Word of Quackenbush’s departure comes only a couple of months after the MPSC’s decision to allow Consumers Energy and Detroit Edison to increase rates. In early November, the commission granted Consumers Energy a $126 million rate hike and later that month it granted DTE a $238 million increase. Michigan currently has the highest electricity rates of any state in the region.

The commission does not determine the degree to which utilities are regulated or whether (or to what degree) they are given monopoly status. That decision is left up to the governor and the Legislature. In 2000, under Engler, Michigan’s electricity market was opened up to full competition and in the years that followed, Michigan’s rates were consistently either the lowest or among the lowest in the region.

But in 2008, the law was changed to limit the portion of the electricity market subject to this competition to just 10 percent. Rates — as compared to neighboring states — have been going up ever since. Currently, there is a measure (House Bill 4298) in the Legislature that its opponents claim would eliminate the final 10 market competition (so-called electric choice) that the utilities have to contend with and return them to full monopoly status.

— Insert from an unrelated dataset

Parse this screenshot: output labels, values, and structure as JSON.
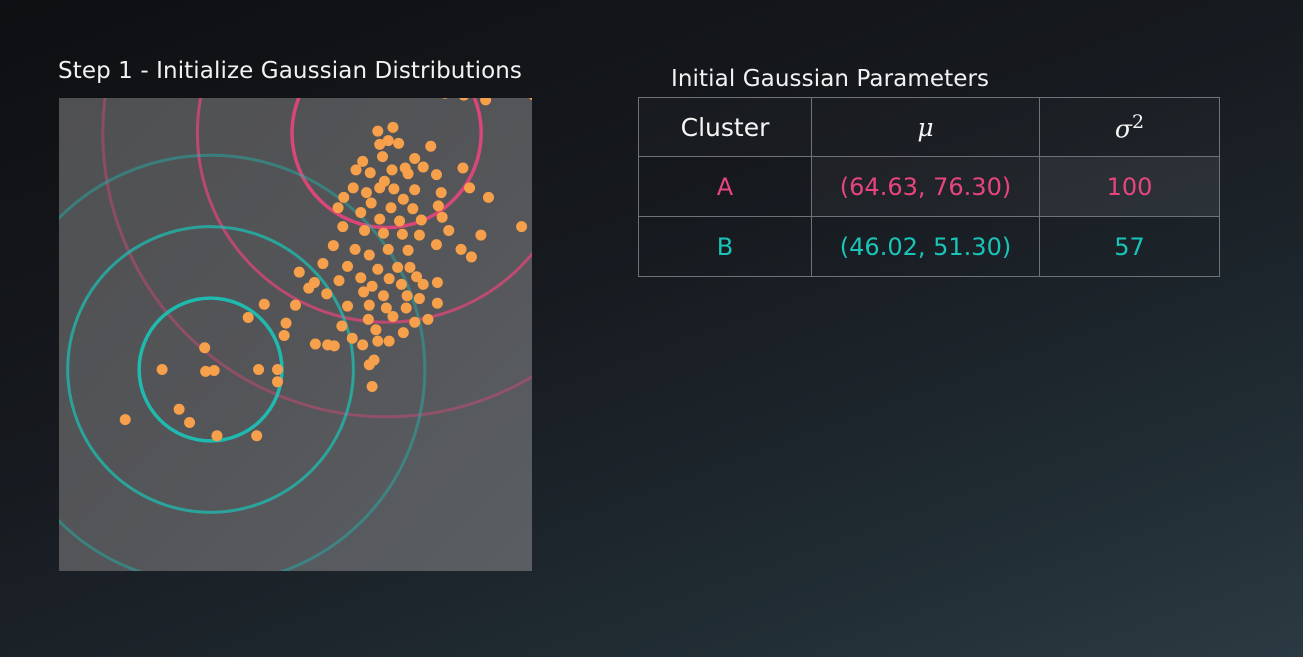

In addition, the Legislature is also considering expanding the utility commission to five members. According to its official mission statement, the commission aims to “grow Michigan's economy and enhance the quality of life of its communities by assuring safe and reliable energy and telecommunications services at reasonable rates.”

The members of the Michigan Public Service Commission are appointed to staggered six-year terms by the governor, with the advice and consent of the Senate. The governor also determines who will chair the commission. No more than two commissioners may represent the same political party.